When the post office moved to a shopping center at S. Main and Old US-12, it sold the building to the late developer Rene Papo. When Papo's plans to open a restaurant there fell through, he sold it in 2017 for $560,000.
The "purchase price seemed like a bargain," Maturo says, "but renovation was somewhat of a nightmare, almost tripling the purchase price." The payoff was restoration so historically accurate that "some people still walk in here thinking it is the post office," he says.
"The [front] door was butchered and we were not able to fix it," Maturo says, but the vestibule entrance has been preserved. The postmaster's office is now an employee break room. "The postmaster's bathroom had a ladder to a hidden mezzanine used to spy on workers," Maturo says.
Bas-relief carvings on limestone panels over the door and two windows represent transport of mail by train, air, and ship. Stand-up pedestal desks remain in the lobbies.

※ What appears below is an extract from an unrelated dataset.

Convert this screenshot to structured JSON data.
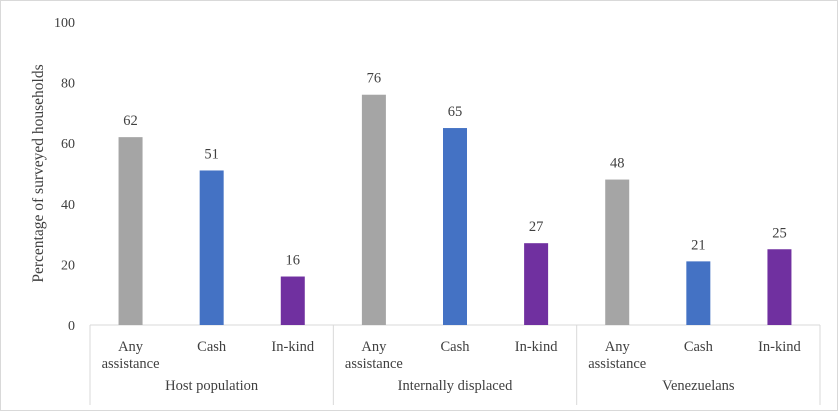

But the wall once covered by a mural titled Way of Life, by George Harold Fisher of Detroit, is currently blank: when the postal service sold the building, it paid $22,000 to have the artwork restored and remounted in the new post office.
"We've commissioned Ann Arbor artist Margaret Wyngaard to create an art piece" for that wall, Maturo says. "She cuts
paper to make a collage that looks like a painting."
Ann Arbor Pediatric Dentistry's six dentists rotate between Ann Arbor and Chelsea. "We try to start children by age one," Maturo says, "often keeping a patient through high school or college." They also serve special-needs kids through adulthood.
"Restoring this building has had positive effects on Chelsea's streetscape," says Jan Bernath, who toured it with a Chelsea Area Historical Society fundraiser last December. "It felt like the post office as I walked through the vestibule, then stood and talked to the AAPD receptionist. It felt similar to talking with a mail clerk many years ago at the same counter."